Contrairement à ce qu'on lui reproche parfois, Mo Yan, qui doit son pseudonyme ("ne parle pas") à sa grand-mère (elle lui recommandait le silence, de peur, sans doute qu'il n'attire des ennuis à la famille), n'a pas peur des mots...
Je viens de lire avec enthousiasme la première partie de La Dure loi du Karma : Ximen Nao, ci-devant propriétaire terrien, vient d'être expédié en enfer par les Redresseurs de torts dont Philippe Videlier nous chante les louanges dans Dîner de gala. Après avoir subi un interrogatoire musclé du Roi des Enfers, enduré les fantaisies cruelles de tortionnaires qu'on dirait tout droit sortis du monde des vivants, Ximen Nao renaît réincarné en âne dans une scène qui fait joliment écho à Beaux Seins belles fesses. Le pauvre animal assiste alors à l'essor de la commune populaire qu'on a installée dans la propriété familiale. Les nouveaux maîtres sont pour la plupart de fieffées crapules, brutales, cupides et sans scrupules. Seul Lan Lian, le fils adoptif de Ximen Nao, qui a épousé l'une des concubines de son père, résiste à la collectivisation. Il s'entête à cultiver son champ avec son âne au grand dam des champions du nouveau mode de production qui maigrissent à vue d'oeil tout en proclamant des rendements miraculeux. Mais les libérateurs prétendent bientôt que l'air qu'il respire, le soleil qui l'éclaire, la rue ancestrale sur laquelle il pose ses pas sont propriété collective, ils l'assujettissent donc en toute justice au travail forcé dans les aciéries qui poussent comme des champignons dans les arrière-cours... L'âne, lui aussi collectivisé, aura l'insigne honneur de porter désormais sur son dos le chef de district.

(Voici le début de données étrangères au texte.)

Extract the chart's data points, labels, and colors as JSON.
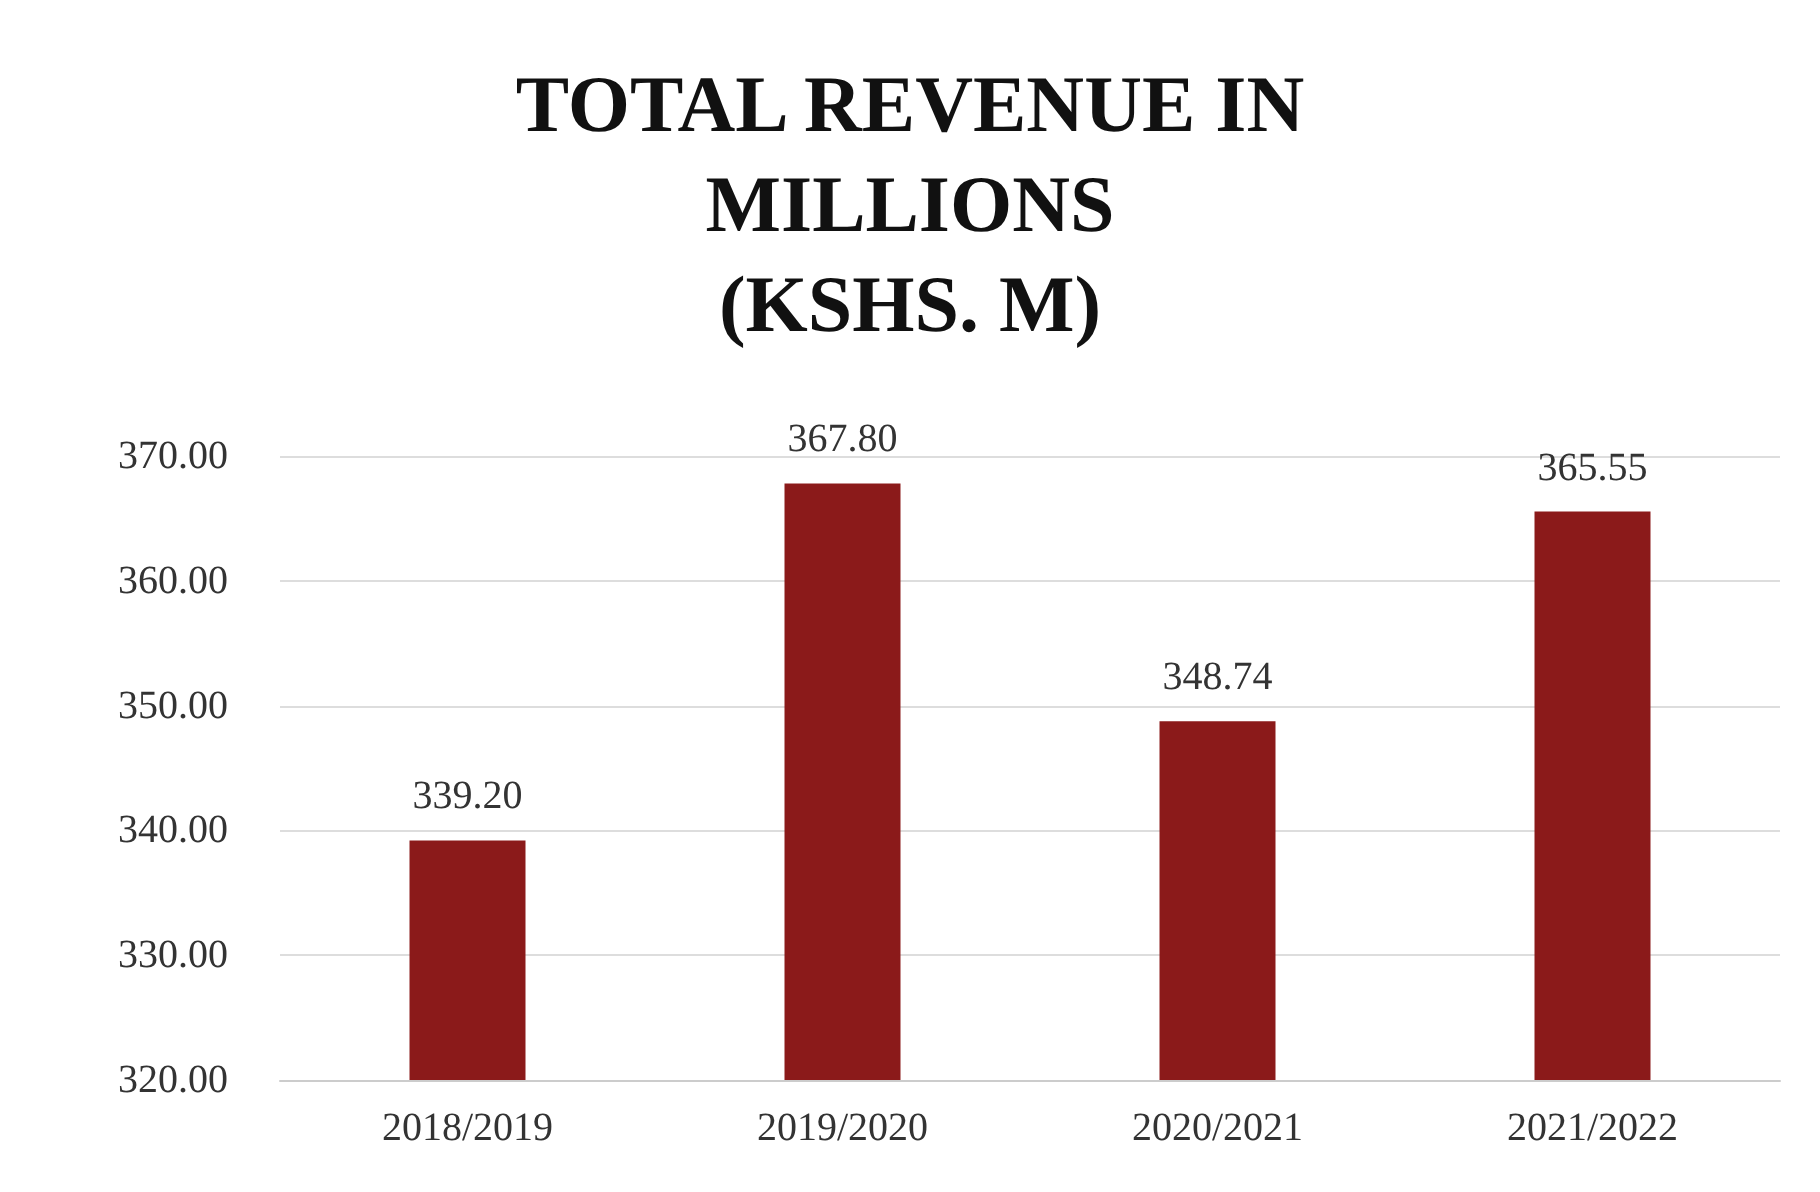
{
  "chart_data": {
    "type": "bar",
    "title": "TOTAL REVENUE IN\nMILLIONS\n(KSHS. M)",
    "categories": [
      "2018/2019",
      "2019/2020",
      "2020/2021",
      "2021/2022"
    ],
    "values": [
      339.2,
      367.8,
      348.74,
      365.55
    ],
    "value_labels": [
      "339.20",
      "367.80",
      "348.74",
      "365.55"
    ],
    "color": "#8b1a1a",
    "ylim": [
      320,
      370
    ],
    "yticks": [
      {
        "value": 320,
        "label": "320.00"
      },
      {
        "value": 330,
        "label": "330.00"
      },
      {
        "value": 340,
        "label": "340.00"
      },
      {
        "value": 350,
        "label": "350.00"
      },
      {
        "value": 360,
        "label": "360.00"
      },
      {
        "value": 370,
        "label": "370.00"
      }
    ],
    "grid": "y"
  }
}
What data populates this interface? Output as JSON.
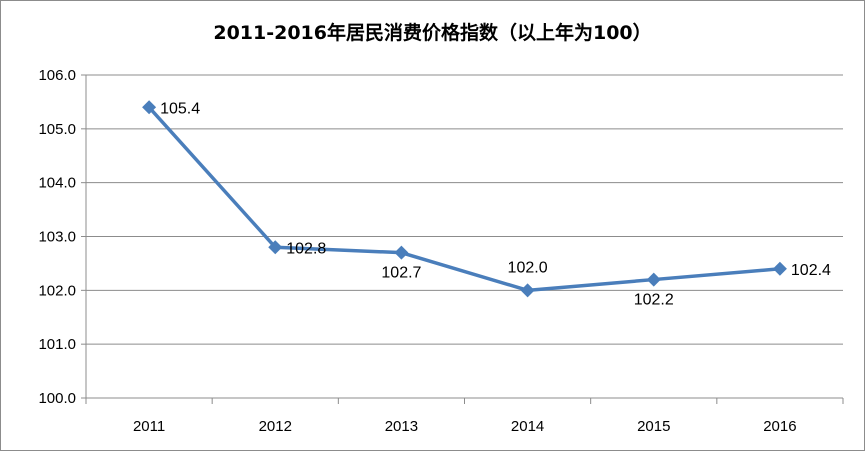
{
  "chart_data": {
    "type": "line",
    "title": "2011-2016年居民消费价格指数（以上年为100）",
    "categories": [
      "2011",
      "2012",
      "2013",
      "2014",
      "2015",
      "2016"
    ],
    "series": [
      {
        "values": [
          105.4,
          102.8,
          102.7,
          102.0,
          102.2,
          102.4
        ]
      }
    ],
    "data_labels": [
      "105.4",
      "102.8",
      "102.7",
      "102.0",
      "102.2",
      "102.4"
    ],
    "y_ticks": [
      "100.0",
      "101.0",
      "102.0",
      "103.0",
      "104.0",
      "105.0",
      "106.0"
    ],
    "ylim": [
      100,
      106
    ],
    "grid": true,
    "legend": "none",
    "line_color": "#4a7ebb",
    "grid_color": "#8c8c8c"
  }
}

En filigrane de ces Mémoires d'un âne à la mode chinoise, où l'on retrouve l'univers cauchemardesque de Stèles, les textes d'un auteur de fiction appelé Mo Yan, tantôt nouvelle, tantôt poème épique, scandent plaisamment le récit... Bref, La Dure loi du Karma, est une superbe réussite...
Mo Yan est un formidable conteur : son âne revit toutes les passions humaines de Ximen Nao (et celles de l'auteur, fasciné par les rondeurs féminines), à travers des sensations animales très subtilement décrites ; son idylle avec l'ânesse Huahua, son combat contre les loups, ses rêves ou sa fin tragique sont aussi émouvants que pourraient l'être celles d'un héros bien humain. A lire absolument !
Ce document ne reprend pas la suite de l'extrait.